W lidze zespół po jego wodzą wygrał z Rozwojem i zremisował z Bytovią. To zaowocowało awansem na 3. miejsce w tabeli. Drużyna w obu meczach pokazała charakter. Niebiesko-czarni z katowiczanami w końcówce zapewnili sobie zwycięstwo, a w Bytowie uratowali punkt w ostatniej akcji. Zespół zaprezentował się całkiem nieźle. W obu spotkaniach bydgoszczanie byli lepsi od rywali. Piłkarze nie popełniali większych błędów. Do pełni szczęścia zabrakło im lepszej skuteczności. Szkoleniowiec przeprowadzał dobre zmiany, szczególnie w Bytowie, gdzie właśnie rezerwowy Sylwester Patejuk strzelił gola na wagę jednego punktu.
Drugi awans zespół prowadzony przez Osińskiego zanotował w Pucharze Polski. Awans ważniejszy, bo do czołowej ósemki zespołów w rozgrywkach “Tysiąca Drużyn”, co jest dużym sukcesem.
Niebiesko-czarni wyeliminowali co prawda drugoligowca, ale Stal wcześniej okazała się lepsza od Piasta Gliwice, aktualnego lidera ekstraklasy, a do meczu z Zawiszą nie doznała jeszcze porażki na swoim stadionie w bieżącym sezonie.
Obserwując ekipę Zawiszy widać dobre nastroje panujące w zespole. Widać, że obie strony - trener wraz ze swoim sztabem i zawodnicy - się akceptują i nieźle im się razem współpracuje. A młody wiek szkoleniowca nie jest żadnym problemem. Poza tym Osiński bardzo dobrze zna młodych zawodników Zawiszy, którzy odgrywają coraz większą rolę w zespole seniorów, ponieważ wcześniej prowadził ich w juniorach. To plusy szkoleniowca.
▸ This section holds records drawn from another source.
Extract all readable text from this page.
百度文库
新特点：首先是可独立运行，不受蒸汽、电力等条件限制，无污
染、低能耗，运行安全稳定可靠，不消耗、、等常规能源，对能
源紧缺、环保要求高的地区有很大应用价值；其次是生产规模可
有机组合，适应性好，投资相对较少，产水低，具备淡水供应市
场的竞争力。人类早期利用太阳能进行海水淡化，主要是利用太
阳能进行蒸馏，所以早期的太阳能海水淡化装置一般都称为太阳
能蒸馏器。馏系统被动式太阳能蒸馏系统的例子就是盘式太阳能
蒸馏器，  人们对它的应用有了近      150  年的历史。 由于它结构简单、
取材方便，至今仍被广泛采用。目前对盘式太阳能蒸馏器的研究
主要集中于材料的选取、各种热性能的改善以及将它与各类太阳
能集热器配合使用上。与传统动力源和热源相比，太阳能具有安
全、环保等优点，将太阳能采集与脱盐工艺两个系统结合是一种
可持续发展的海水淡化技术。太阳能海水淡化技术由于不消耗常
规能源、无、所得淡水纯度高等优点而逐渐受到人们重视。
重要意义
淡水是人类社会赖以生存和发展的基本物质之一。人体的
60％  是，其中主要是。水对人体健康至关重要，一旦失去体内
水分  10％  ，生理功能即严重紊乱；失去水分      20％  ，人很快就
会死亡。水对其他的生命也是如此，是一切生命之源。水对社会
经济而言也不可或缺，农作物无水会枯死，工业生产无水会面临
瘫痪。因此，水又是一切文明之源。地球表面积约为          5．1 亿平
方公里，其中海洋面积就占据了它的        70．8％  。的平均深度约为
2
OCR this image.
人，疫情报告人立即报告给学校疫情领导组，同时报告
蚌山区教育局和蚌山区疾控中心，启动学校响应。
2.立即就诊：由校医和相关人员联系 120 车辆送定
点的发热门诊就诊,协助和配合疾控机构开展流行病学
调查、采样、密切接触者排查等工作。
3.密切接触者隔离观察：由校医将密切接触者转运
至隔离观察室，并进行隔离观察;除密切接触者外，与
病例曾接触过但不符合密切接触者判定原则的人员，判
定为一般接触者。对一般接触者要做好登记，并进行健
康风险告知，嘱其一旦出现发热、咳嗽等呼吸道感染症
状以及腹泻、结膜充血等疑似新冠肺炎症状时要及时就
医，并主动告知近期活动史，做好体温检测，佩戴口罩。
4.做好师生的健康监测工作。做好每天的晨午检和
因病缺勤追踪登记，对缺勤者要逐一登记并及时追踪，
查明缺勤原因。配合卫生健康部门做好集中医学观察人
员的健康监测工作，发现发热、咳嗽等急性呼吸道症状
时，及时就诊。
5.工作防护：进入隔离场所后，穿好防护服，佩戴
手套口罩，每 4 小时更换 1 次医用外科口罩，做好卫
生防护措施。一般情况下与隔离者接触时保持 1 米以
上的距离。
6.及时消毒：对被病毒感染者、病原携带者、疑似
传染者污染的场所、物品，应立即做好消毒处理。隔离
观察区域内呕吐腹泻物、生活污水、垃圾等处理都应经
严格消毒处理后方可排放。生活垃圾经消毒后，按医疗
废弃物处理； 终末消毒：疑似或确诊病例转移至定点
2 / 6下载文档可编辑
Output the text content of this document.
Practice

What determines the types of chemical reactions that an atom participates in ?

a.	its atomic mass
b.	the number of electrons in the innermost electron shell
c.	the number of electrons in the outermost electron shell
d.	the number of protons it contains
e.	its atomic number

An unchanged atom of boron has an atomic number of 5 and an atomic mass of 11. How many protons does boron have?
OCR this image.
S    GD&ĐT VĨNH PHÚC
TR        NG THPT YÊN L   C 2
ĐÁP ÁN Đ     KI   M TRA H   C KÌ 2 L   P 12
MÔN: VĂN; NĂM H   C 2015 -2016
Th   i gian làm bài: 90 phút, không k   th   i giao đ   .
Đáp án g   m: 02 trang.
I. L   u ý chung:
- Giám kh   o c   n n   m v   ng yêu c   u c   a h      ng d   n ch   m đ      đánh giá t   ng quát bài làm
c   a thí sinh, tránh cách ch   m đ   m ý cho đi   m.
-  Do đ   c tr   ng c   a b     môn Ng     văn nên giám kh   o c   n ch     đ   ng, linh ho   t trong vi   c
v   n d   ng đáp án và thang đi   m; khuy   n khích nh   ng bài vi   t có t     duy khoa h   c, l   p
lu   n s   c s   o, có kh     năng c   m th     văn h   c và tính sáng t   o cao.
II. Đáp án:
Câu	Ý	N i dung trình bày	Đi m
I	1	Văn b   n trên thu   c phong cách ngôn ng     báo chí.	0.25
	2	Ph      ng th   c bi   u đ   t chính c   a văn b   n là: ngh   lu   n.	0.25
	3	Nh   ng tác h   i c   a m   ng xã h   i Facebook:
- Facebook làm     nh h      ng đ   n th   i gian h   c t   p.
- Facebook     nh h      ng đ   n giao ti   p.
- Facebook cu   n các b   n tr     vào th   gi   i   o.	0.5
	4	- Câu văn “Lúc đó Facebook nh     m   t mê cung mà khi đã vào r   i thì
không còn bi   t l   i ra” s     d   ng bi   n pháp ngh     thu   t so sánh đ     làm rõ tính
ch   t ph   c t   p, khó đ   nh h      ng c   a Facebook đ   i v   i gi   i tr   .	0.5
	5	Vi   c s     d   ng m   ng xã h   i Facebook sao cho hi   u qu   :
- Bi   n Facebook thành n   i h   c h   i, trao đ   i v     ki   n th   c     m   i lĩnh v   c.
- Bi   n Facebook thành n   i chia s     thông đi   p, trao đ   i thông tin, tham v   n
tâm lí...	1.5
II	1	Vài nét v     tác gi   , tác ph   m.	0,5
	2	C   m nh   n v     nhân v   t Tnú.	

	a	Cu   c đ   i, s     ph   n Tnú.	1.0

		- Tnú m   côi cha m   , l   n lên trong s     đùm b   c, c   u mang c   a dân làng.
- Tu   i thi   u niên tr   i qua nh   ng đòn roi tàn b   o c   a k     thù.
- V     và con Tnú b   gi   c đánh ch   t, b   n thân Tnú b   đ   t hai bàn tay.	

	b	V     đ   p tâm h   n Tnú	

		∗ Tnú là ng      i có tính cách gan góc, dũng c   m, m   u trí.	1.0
Wczoraj Zawisza rozpoczął przygotowania do meczu ze Stomilem. Trening poprowadził Osiński wspólnie z Hermesem i Norko.- Pracuję normalnie - powiedział nam szkoleniowiec. - Przygotowuje zespół do niedzielnego meczu ze Stomilem. Na tym się skupiam i nie zastanawiam nad tym czy dalej będę prowadził pierwszy zespół. To decyzja właścicieli klubu - dodał szkoleniowiec.
Jak udało się nam ustalić Radosław Osuch, właściciel Zawiszy, zjawi się w Bydgoszczy dopiero w czwartek, chyba nie zdecyduje się na zmiany w sztabie trenerskim i da kolejną szansę młodemu szkoleniowcowi, który spisuje się całkiem dobrze.
Po meczu w Bytovie poobijany jest Maciej Kona. Pozostali nie narzekają na urazy. Do treningów wrócił Blażo Igumanović, który leczył kontuzjowaną łydkę.
Niedzielny mecz ze Stomilem to spotkanie na szczycie w I lidze. Zagrają drugi z trzecim zespołem.